To protect gardens from cicadas, shield young trees with 1/4-inch netting, delay new plantings, and prune small twigs after swarms.
Cicadas can make a yard feel like a rock concert, but the real concern for plants isn’t the noise—it’s the egg-laying cuts that females make on pencil-thick twigs. Those slits can cause tips to droop (“flagging”) and small, newly planted trees can take the brunt. The goal here is simple: keep egg-laying adults off tender growth, keep new trees out of harm’s way, and ride out the short season with minimal fuss.
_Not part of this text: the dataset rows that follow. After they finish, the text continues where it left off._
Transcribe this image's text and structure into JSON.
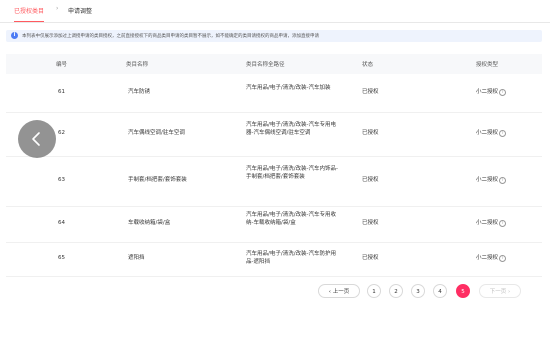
{
  "tabs": [
    {
      "label": "已授权类目",
      "active": true
    },
    {
      "label": "申请调整",
      "active": false
    }
  ],
  "breadcrumb_sep": "›",
  "notice": {
    "icon": "info-icon",
    "text": "本列表中仅展示添加过上调授申请的类目授权，之前直接授权下的商品类目申请的类目暂不展示，如不能确定的类目请授权的商品申请，添加直接申请"
  },
  "table": {
    "headers": [
      "编号",
      "类目名称",
      "类目名称全路径",
      "状态",
      "授权类型"
    ],
    "rows": [
      {
        "id": "61",
        "name": "汽车防锈",
        "path": "汽车用品/电子/清洗/改装-汽车加装",
        "status": "已授权",
        "scope": "小二授权"
      },
      {
        "id": "62",
        "name": "汽车偶线空调/驻车空调",
        "path": "汽车用品/电子/清洗/改装-汽车专用电器-汽车偶线空调/驻车空调",
        "status": "已授权",
        "scope": "小二授权"
      },
      {
        "id": "63",
        "name": "手制套/档把套/套饰套装",
        "path": "汽车用品/电子/清洗/改装-汽车内饰品-手制套/档把套/套饰套装",
        "status": "已授权",
        "scope": "小二授权"
      },
      {
        "id": "64",
        "name": "车载收纳箱/袋/盒",
        "path": "汽车用品/电子/清洗/改装-汽车专用收纳-车载收纳箱/袋/盒",
        "status": "已授权",
        "scope": "小二授权"
      },
      {
        "id": "65",
        "name": "遮阳挡",
        "path": "汽车用品/电子/清洗/改装-汽车防护用品-遮阳挡",
        "status": "已授权",
        "scope": "小二授权"
      }
    ]
  },
  "pagination": {
    "prev": "‹ 上一页",
    "pages": [
      "1",
      "2",
      "3",
      "4",
      "5"
    ],
    "current": "5",
    "next": "下一页 ›"
  },
  "colors": {
    "accent": "#ff2e63",
    "info": "#4d7cf4"
  }
}
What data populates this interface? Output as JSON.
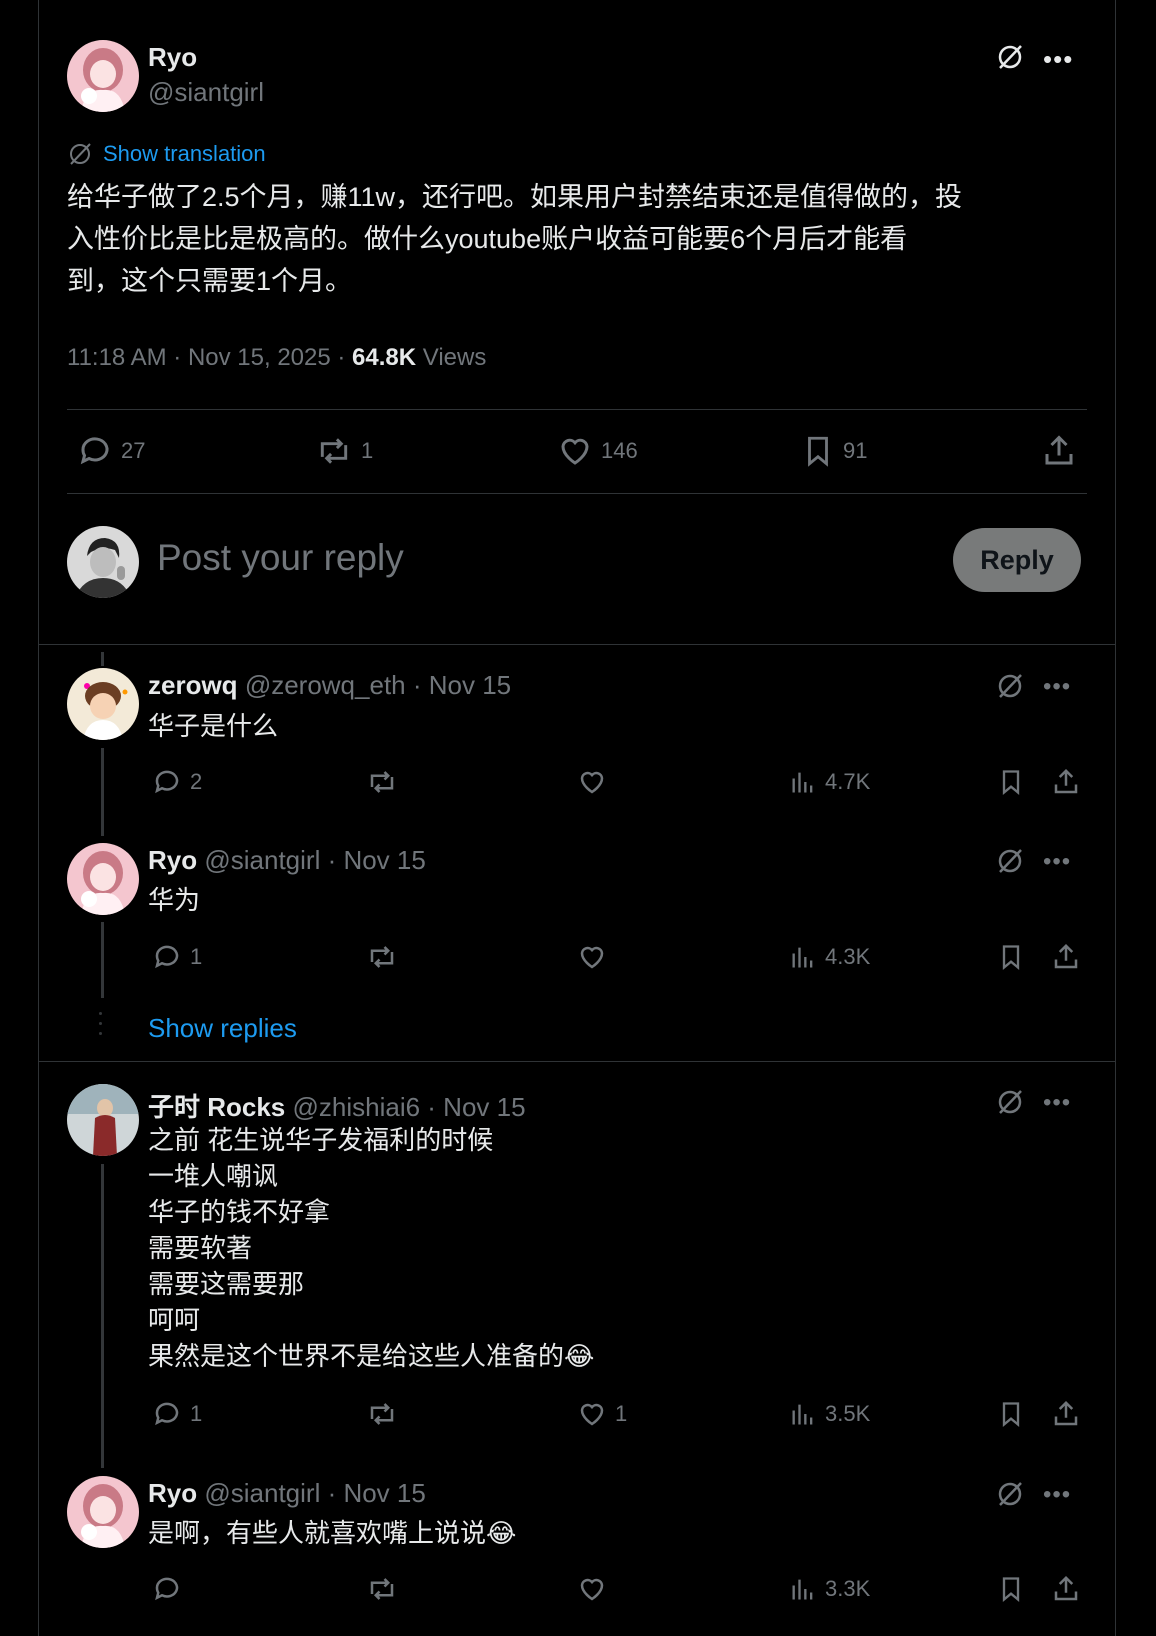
{
  "main_post": {
    "display_name": "Ryo",
    "handle": "@siantgirl",
    "translate_label": "Show translation",
    "text_lines": [
      "给华子做了2.5个月，赚11w，还行吧。如果用户封禁结束还是值得做的，投",
      "入性价比是比是极高的。做什么youtube账户收益可能要6个月后才能看",
      "到，这个只需要1个月。"
    ],
    "timestamp": "11:18 AM · Nov 15, 2025 · ",
    "views_count": "64.8K",
    "views_label": " Views",
    "stats": {
      "replies": "27",
      "reposts": "1",
      "likes": "146",
      "bookmarks": "91"
    }
  },
  "composer": {
    "placeholder": "Post your reply",
    "reply_button": "Reply"
  },
  "replies": [
    {
      "display_name": "zerowq",
      "handle": "@zerowq_eth",
      "date": " · Nov 15",
      "text_lines": [
        "华子是什么"
      ],
      "replies": "2",
      "reposts": "",
      "likes": "",
      "views": "4.7K"
    },
    {
      "display_name": "Ryo",
      "handle": "@siantgirl",
      "date": " · Nov 15",
      "text_lines": [
        "华为"
      ],
      "replies": "1",
      "reposts": "",
      "likes": "",
      "views": "4.3K"
    },
    {
      "display_name": "子时 Rocks",
      "handle": "@zhishiai6",
      "date": " · Nov 15",
      "text_lines": [
        "之前 花生说华子发福利的时候",
        "一堆人嘲讽",
        "华子的钱不好拿",
        "需要软著",
        "需要这需要那",
        "呵呵",
        "果然是这个世界不是给这些人准备的😂"
      ],
      "replies": "1",
      "reposts": "",
      "likes": "1",
      "views": "3.5K"
    },
    {
      "display_name": "Ryo",
      "handle": "@siantgirl",
      "date": " · Nov 15",
      "text_lines": [
        "是啊，有些人就喜欢嘴上说说😂"
      ],
      "replies": "",
      "reposts": "",
      "likes": "",
      "views": "3.3K"
    }
  ],
  "show_replies": "Show replies",
  "colors": {
    "accent": "#1d9bf0",
    "muted": "#71767b",
    "divider": "#2f3336",
    "reply_button_bg": "#787a7a"
  }
}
Protecting A Garden From Cicadas: Quick Strategy Map
The tactics below are tried-and-true for home landscapes. You’ll prevent most damage with physical barriers, a smart planting calendar, and some tidy pruning later. Skip blanket sprays; they don’t line up with how these insects behave above ground.
Why Netting Beats Sprays
Adults are numerous and short-lived. Sprays struggle to keep up, while a fine mesh stops them cold. Think of netting as a storm door: once it’s on, egg-laying just doesn’t happen on the covered twigs. Use it on saplings, fruit trees, and prized shrubs with lots of thin shoots.
What Really Gets Damaged
Mature shade trees shrug off cosmetic tip dieback. Small trees with twiggy, pencil-size growth are the usual victims. Veg beds, turf, and perennials rarely matter to cicadas; they’re after woody twigs for eggs.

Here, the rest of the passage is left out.